No … it has to be … $$\sum_{k=0}^n \frac{P}{4^k} = P + \frac{P}{4} + \frac{P}{16} + ... + \frac{P}{4^n}$$ … doesn't it?
 $$\sum_{k=0}^n \left(\frac{1}{x}\right)^k = 1 + \frac{1}{x} + \frac{1}{x^2} + ... + \frac{1}{x^n}$$
Yes, obviously … but what is that equal to?
 P: 909 $$\frac{\frac{1}{x}-\frac{1}{{x}^{n+1}}}{1-\frac{1}{x}}}$$
 Quote by Physicsissuef $$\frac{\frac{1}{x}-\frac{1}{{x}^{n+1}}}{1-\frac{1}{x}}}$$
hmm … how about $$\frac{1-\frac{1}{{x}^{n+1}}}{1-\frac{1}{x}}}$$ ?
 P: 909 But isn't something like this: $$S=d+d^2+...+d^n$$ $$Sd=d^2+d^3+...+d^n^+^1$$ $$S-Sd=S(1-d)=d-d^n^+^1$$ $$S=\frac{d-d^n^+^1}{1-d}$$ ?
 P: 909 if d=1 then also down there it will be 1.. $$S=\frac{1-d^n^+^1}{1-1}$$
 HW Helper P: 2,618 No, in your derivation, the first term is equivalent to r, the ratio of the n+1 term to the nth term. But in $$\sum_{k=0}^n \left(\frac{1}{x}\right)^k = 1 + \frac{1}{x} + \frac{1}{x^2} + ... + \frac{1}{x^n}$$, the first term is not equivalent to the ratio. Which is why the formula needs to be modifed in order to suit your problem.

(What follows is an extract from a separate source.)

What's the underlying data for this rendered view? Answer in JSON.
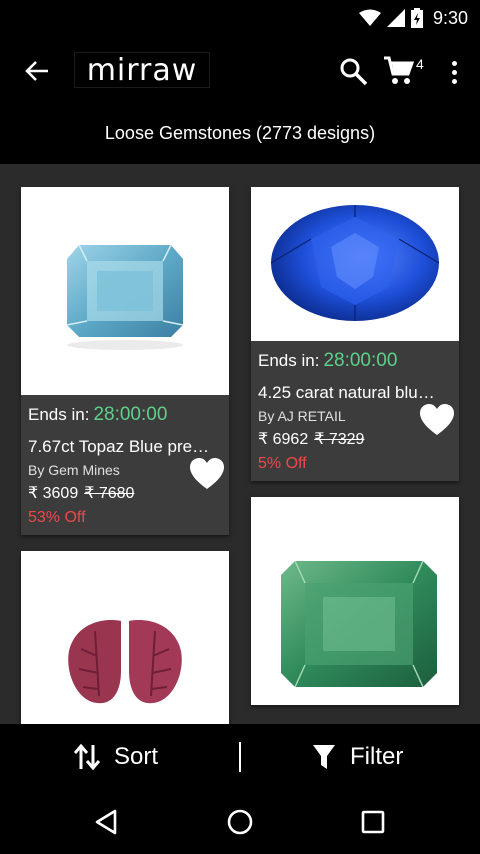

 P: 909 $$S = 1 + \frac{1}{x} + \frac{1}{x^2} + ... + \frac{1}{x^n}$$ $$S\frac{1}{x}=\frac{1}{x} + \frac{1}{x^2} + \frac{1}{x^3} + ...+ \frac{1}{{x}^{n+1}}$$ $$S-S\frac{1}{x}=S(1-\frac{1}{x})=1-\frac{1}{{x}^{n+1}}$$ $$S=\frac{1-\frac{1}{{x}^{n+1}}}{1-\frac{1}{x}}$$ Sorry, you're right. But I need to do the same for P and L, right?